Plaidoyer maison. Maisons du monde des affaires


La société Maisons du monde le dit : On n’est pas ce qu’on dit de nous.
Lulu persiste : si si !


Sponsor de la Villa déchets, épinglée par Lulu*, la société Maisons du Monde a mandaté un huissier pour faire parvenir son droit de réponse. C’est d’un chic. Ça doit être pour paraitre plus impressionnant qu’un simple recommandé. Voilà ce que dit le papier signé Xavier Marie, le patron de la maison : « Maisons du Monde précise qu’elle n’est pas cotée en bourse et qu’elle est détenue en grande partie par son fondateur et ses salariés ; tous ses directeurs de magasin et les salariés du siège ont été invités à entrer au capital de l’entreprise. Maisons du monde détient 211 magasins principalement en France et vend, outre des objets de décoration et d’ameublement, des articles d’art de la table et du textile de maison. Au-delà de son partenariat avec Villa-Déchets, Maisons du monde en tant qu’entreprise citoyenne et engagée, a mis en place une politique de développement durable : usage de bois légal et certifié ; lancement de la première plantation certifiée en Inde ; financement de "man and nature", un programme qui préserve des sites naturels exceptionnels en impliquant des populations locales. Concrètement, Maisons du monde a consacré à ces actions un budget de 1 500 000 euros, détail sur www.maisonsdumonde.com."

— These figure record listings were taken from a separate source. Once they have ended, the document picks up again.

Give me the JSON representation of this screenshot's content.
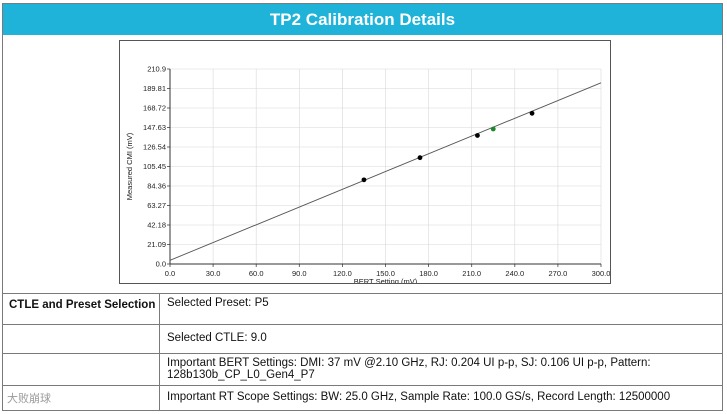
{
  "header": {
    "title": "TP2 Calibration Details"
  },
  "chart_data": {
    "type": "scatter",
    "title": "",
    "xlabel": "BERT Setting (mV)",
    "ylabel": "Measured CMI (mV)",
    "xlim": [
      0,
      300
    ],
    "ylim": [
      0,
      210.9
    ],
    "x_ticks": [
      "0.0",
      "30.0",
      "60.0",
      "90.0",
      "120.0",
      "150.0",
      "180.0",
      "210.0",
      "240.0",
      "270.0",
      "300.0"
    ],
    "y_ticks": [
      "0.0",
      "21.09",
      "42.18",
      "63.27",
      "84.36",
      "105.45",
      "126.54",
      "147.63",
      "168.72",
      "189.81",
      "210.9"
    ],
    "fit_line": {
      "x": [
        0,
        300
      ],
      "y": [
        4.0,
        196.0
      ]
    },
    "points": [
      {
        "x": 135,
        "y": 91,
        "color": "#000000"
      },
      {
        "x": 174,
        "y": 115,
        "color": "#000000"
      },
      {
        "x": 214,
        "y": 139,
        "color": "#000000"
      },
      {
        "x": 225,
        "y": 146,
        "color": "#1a8a2a"
      },
      {
        "x": 252,
        "y": 163,
        "color": "#000000"
      }
    ]
  },
  "table": {
    "section_label": "CTLE and Preset Selection",
    "rows": [
      {
        "text": "Selected Preset: P5"
      },
      {
        "text": "Selected CTLE: 9.0"
      },
      {
        "text": "Important BERT Settings: DMI: 37 mV @2.10 GHz, RJ: 0.204 UI p-p, SJ: 0.106 UI p-p, Pattern: 128b130b_CP_L0_Gen4_P7"
      },
      {
        "text": "Important RT Scope Settings: BW: 25.0 GHz, Sample Rate: 100.0 GS/s, Record Length: 12500000"
      }
    ]
  },
  "watermark": {
    "text": "大败崩球"
  }
}
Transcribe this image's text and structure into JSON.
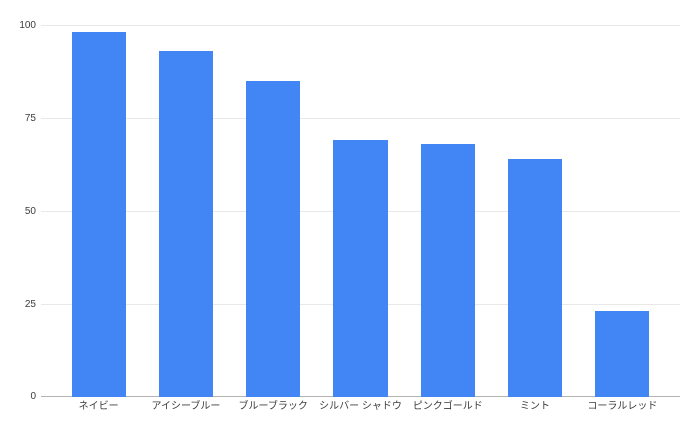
{
  "page": {
    "background": "#ffffff"
  },
  "chart_data": {
    "type": "bar",
    "title": "",
    "categories": [
      "ネイビー",
      "アイシーブルー",
      "ブルーブラック",
      "シルバー シャドウ",
      "ピンクゴールド",
      "ミント",
      "コーラルレッド"
    ],
    "values": [
      98,
      93,
      85,
      69,
      68,
      64,
      23
    ],
    "xlabel": "",
    "ylabel": "",
    "ylim": [
      0,
      100
    ],
    "yticks": [
      0,
      25,
      50,
      75,
      100
    ],
    "grid": true,
    "legend": "none",
    "colors": {
      "bar": "#4285f4",
      "gridline": "#e8e8e8",
      "baseline": "#b3b3b3",
      "axis_label": "#3c3c3c"
    }
  }
}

En « grande partie » : juste 20 %. Sans compter Ixen, actionnaire minoritaire, Apax Partners et le fonds d’investissement LBO France détiennent 70 % de Maisons du monde. Mais bon, depuis 2008, ils font partie de la famille Ou alors Maisons du monde est considéré comme squatter. Vite, un huissier qu’on les expulse. Apax Partners a mis 26 millions d’euros dans la société de Vertou via son fonds Altamir Amboise qui est côté en bourse, et qui se définit comme «L’accès par la bourse au capital investissement professionnel». Donc c’est vrai, que Lulu prenne la fessée, Maisons du Monde n’est pas directement cotée en bourse. Mais ça n’en fait pas un petit artisan familial. Quant au turnover des salariés par ravis-ravis du climat maison, le patron préfère ne rien en dire. Le petit personnel ne comprend jamais rien à l’ambiance familiale.